Mit dem innovativen Pinion MGU verschmelzen E-Motor und Getriebe im Pedelec zu einer kompakten Einheit. Die bietet zahlreiche Vorteile.

Das E-Bike (präziser: Pedelec) hat den Stand der Velo-Technik in nur wenigen Jahren revolutioniert: ABS, eine LED-Beleuchtung inklusive Bremslicht, dazu Karbonrahmen und -riemen, GPS-Ortung, Antriebe mit bis zu 1000 Watt und mehr, unsichtbare, weil integrierte Kabelführungen, Cockpits mit Touch-Display oder multifunktionale App-Verbindungen und demnächst auch mit Blinker.

Allein die Schaltung scheint der rasanten Entwicklung hinterherzuhinken: Ein prähistorisches Kettenblatt vorne sowie offene Schaltwerke an der Hinterachse zählen selbst bei hochwertigen Bikes nach wie vor zur Standardausrüstung. Zwar kann in der Oberklasse inzwischen elektronisch geschaltet werden, entfällt hier immerhin der mechanische Bowdenzug mit Drahtverbindung.

Doch die wesentlichen Nachteile – Verletzlichkeit, Lärm, Gewicht, Abnutzung, Wartungsintensität – bleiben und machen klassische Gangschaltungen samt Sortierung zum schwächsten Glied im Gefüge, ganz zu schweigen von der obligatorischen Kette, die auch regelmässig gereinigt wie geschmiert werden will und in der Regel nach rund tausend Kilometern Fahrt dennoch verschlissen ist.

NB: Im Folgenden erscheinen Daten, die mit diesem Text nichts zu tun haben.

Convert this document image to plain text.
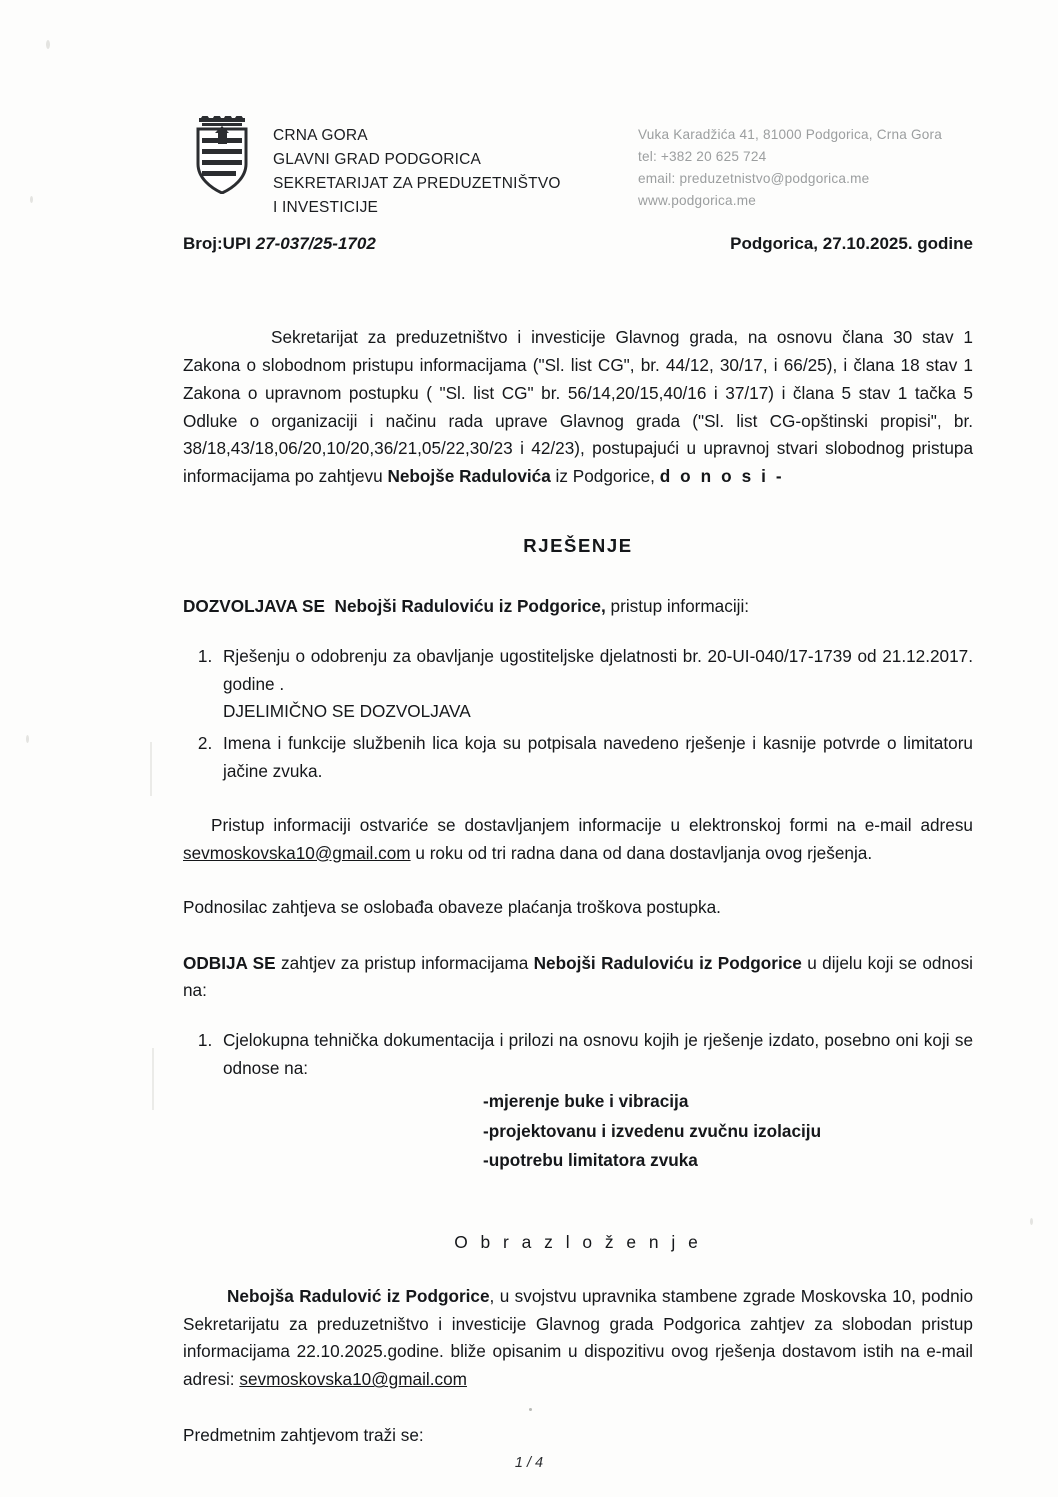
CRNA GORA
GLAVNI GRAD PODGORICA
SEKRETARIJAT ZA PREDUZETNIŠTVO
I INVESTICIJE
Vuka Karadžića 41, 81000 Podgorica, Crna Gora
tel: +382 20 625 724
email: preduzetnistvo@podgorica.me
www.podgorica.me
Broj:UPI 27-037/25-1702	Podgorica, 27.10.2025. godine

Sekretarijat za preduzetništvo i investicije Glavnog grada, na osnovu člana 30 stav 1 Zakona o slobodnom pristupu informacijama ("Sl. list CG", br. 44/12, 30/17, i 66/25), i člana 18 stav 1 Zakona o upravnom postupku ( "Sl. list CG" br. 56/14,20/15,40/16 i 37/17) i člana 5 stav 1 tačka 5 Odluke o organizaciji i načinu rada uprave Glavnog grada ("Sl. list CG-opštinski propisi", br. 38/18,43/18,06/20,10/20,36/21,05/22,30/23 i 42/23), postupajući u upravnoj stvari slobodnog pristupa informacijama po zahtjevu Nebojše Radulovića iz Podgorice, d o n o s i -

RJEŠENJE
DOZVOLJAVA SE Nebojši Raduloviću iz Podgorice, pristup informaciji:
1. Rješenju o odobrenju za obavljanje ugostiteljske djelatnosti br. 20-UI-040/17-1739 od 21.12.2017. godine .
DJELIMIČNO SE DOZVOLJAVA
2. Imena i funkcije službenih lica koja su potpisala navedeno rješenje i kasnije potvrde o limitatoru jačine zvuka.

Pristup informaciji ostvariće se dostavljanjem informacije u elektronskoj formi na e-mail adresu sevmoskovska10@gmail.com u roku od tri radna dana od dana dostavljanja ovog rješenja.

Podnosilac zahtjeva se oslobađa obaveze plaćanja troškova postupka.

ODBIJA SE zahtjev za pristup informacijama Nebojši Raduloviću iz Podgorice u dijelu koji se odnosi na:

1. Cjelokupna tehnička dokumentacija i prilozi na osnovu kojih je rješenje izdato, posebno oni koji se odnose na:
-mjerenje buke i vibracija
-projektovanu i izvedenu zvučnu izolaciju
-upotrebu limitatora zvuka
O b r a z l o ž e n j e

Nebojša Radulović iz Podgorice, u svojstvu upravnika stambene zgrade Moskovska 10, podnio Sekretarijatu za preduzetništvo i investicije Glavnog grada Podgorica zahtjev za slobodan pristup informacijama 22.10.2025.godine. bliže opisanim u dispozitivu ovog rješenja dostavom istih na e-mail adresi: sevmoskovska10@gmail.com

Predmetnim zahtjevom traži se:

1 / 4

Andere Lösungen gibt es zwar schon länger. Nabenschaltungen beispielsweise, bei denen immerhin die offene Ritzelkassette mit Zahnrad wegfällt sowie der exponierte und damit verbiegungsgefährdete Umwerfer, der die Kette von einem aufs andere Zahnrad verlegt.

Alternativ können stufenlose, optional vollautomatische Kraftübertragungen nachgerüstet werden, die allerdings schwerer wie teurer sind, höhere Reibwerte verursachen und damit einen gewissen Leistungsverlust aufweisen. Dieser lässt sich vom E-Motor zwar kompensieren, doch bleibt es in jedem Getriebe-Velo grundsätzlich bei zwei getrennten Systemen meist unterschiedlicher Hersteller – dem Antrieb (durch Mensch oder Motor) und einer variablen Untersetzung, sprich Schaltung.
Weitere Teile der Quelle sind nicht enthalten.